我正在编写一个用于图像处理的CUDA程序。将为RGB通道启动相同的内核"processOneChannel"。
下面,我尝试为三个内核启动指定流,以便可以同时处理它们。但nvprof表示,它们仍在陆续推出。。。
在这三个内核之前和之后还有另外两个内核,我不希望它们同时运行。
基本上我想要以下内容:单独通道-->处理一个通道(x3)-->重组通道
请告诉我做错了什么。。
void kernelLauncher(const ushort4 * const h_inputImageRGBA, ushort4 * const d_inputImageRGBA,
ushort4* const d_outputImageRGBA, const size_t numRows, const size_t numCols,
unsigned short *d_redProcessed,
unsigned short *d_greenProcessed,
unsigned short *d_blueProcessed,
unsigned short *d_prand)
{
int MAXTHREADSx = 512;
int MAXTHREADSy = 1;
int nBlockX = numCols / MAXTHREADSx + 1;
int nBlockY = numRows / MAXTHREADSy + 1;
const dim3 blockSize(MAXTHREADSx,MAXTHREADSy,1);
const dim3 gridSize(nBlockX,nBlockY,1);
// cudaDeviceSynchronize(); checkCudaErrors(cudaGetLastError());
int nstreams = 5;
cudaStream_t *streams = (cudaStream_t *) malloc(nstreams * sizeof(cudaStream_t));
for (int i = 0; i < nstreams; i++)
{
checkCudaErrors(cudaStreamCreateWithFlags(&(streams[i]),cudaStreamNonBlocking));
}
separateChannels<<<gridSize,blockSize>>>(d_inputImageRGBA,
(int)numRows,
(int)numCols,
d_red,
d_green,
d_blue);
cudaDeviceSynchronize();
checkCudaErrors(cudaGetLastError());
processOneChannel<<<gridSize,blockSize,0,streams[0]>>>(d_red,
d_redProcessed,
(int)numRows,(int)numCols,
d_filter,d_prand);
processOneChannel<<<gridSize,blockSize,0,streams[1]>>>(d_green,
d_greenProcessed,
(int)numRows,(int)numCols,
d_filter,d_prand);
processOneChannel<<<gridSize,blockSize,0,streams[2]>>>(d_blue,
d_blueProcessed,
(int)numRows,(int)numCols,
d_filter,d_prand);
cudaDeviceSynchronize();
checkCudaErrors(cudaGetLastError());
recombineChannels<<<gridSize, blockSize>>>(d_redProcessed,
d_greenProcessed,
d_blueProcessed,
d_outputImageRGBA,
numRows,
numCols);
for (int i = 0; i < nstreams; i++)
{
cudaStreamDestroy(streams[i]);
}
free(streams);
cudaDeviceSynchronize(); checkCudaErrors(cudaGetLastError());
}
以下是nvprof gpu跟踪输出。请注意,在内核启动之前,memcpy将传递用于处理的过滤数据,因此它们不能与内核启动并行运行。

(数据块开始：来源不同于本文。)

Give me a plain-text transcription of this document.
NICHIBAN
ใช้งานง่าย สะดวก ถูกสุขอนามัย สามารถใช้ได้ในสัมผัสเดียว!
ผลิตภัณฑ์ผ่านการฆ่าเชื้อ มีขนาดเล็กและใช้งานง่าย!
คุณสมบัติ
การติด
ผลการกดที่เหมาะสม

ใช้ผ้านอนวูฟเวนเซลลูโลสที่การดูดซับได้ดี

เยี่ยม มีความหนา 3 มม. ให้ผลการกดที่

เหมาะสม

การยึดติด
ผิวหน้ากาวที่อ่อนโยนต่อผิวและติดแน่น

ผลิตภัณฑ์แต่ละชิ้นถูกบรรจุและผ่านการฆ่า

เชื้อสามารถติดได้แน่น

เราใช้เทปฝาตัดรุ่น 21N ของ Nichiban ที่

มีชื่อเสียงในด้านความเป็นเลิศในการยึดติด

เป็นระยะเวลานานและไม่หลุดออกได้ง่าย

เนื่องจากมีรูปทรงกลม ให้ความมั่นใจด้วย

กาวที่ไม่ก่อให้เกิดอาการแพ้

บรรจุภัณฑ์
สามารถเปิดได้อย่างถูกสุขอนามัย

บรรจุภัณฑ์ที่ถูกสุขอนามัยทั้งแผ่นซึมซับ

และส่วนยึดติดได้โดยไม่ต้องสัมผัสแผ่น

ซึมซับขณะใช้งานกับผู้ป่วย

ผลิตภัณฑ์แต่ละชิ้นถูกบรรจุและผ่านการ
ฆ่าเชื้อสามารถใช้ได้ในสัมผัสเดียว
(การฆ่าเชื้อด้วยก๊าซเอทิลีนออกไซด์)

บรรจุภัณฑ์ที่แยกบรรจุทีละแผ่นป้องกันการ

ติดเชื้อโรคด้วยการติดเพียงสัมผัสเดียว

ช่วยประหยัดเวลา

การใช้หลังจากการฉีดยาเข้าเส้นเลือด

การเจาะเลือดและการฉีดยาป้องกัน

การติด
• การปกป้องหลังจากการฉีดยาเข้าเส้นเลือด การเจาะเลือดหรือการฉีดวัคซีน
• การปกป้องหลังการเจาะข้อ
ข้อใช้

==10001== Profiling result:
Start Duration Grid Size Block Size Regs* SSMem* DSMem* Size Throughput Device Context Stream Name
1.02428s 2.2400us - - - - - 28.125MB 1e+04GB/s GeForce GT 750M 1 13 [CUDA memset]
1.02855s 18.501ms - - - - - 28.125MB 1.4846GB/s GeForce GT 750M 1 13 [CUDA memcpy HtoD]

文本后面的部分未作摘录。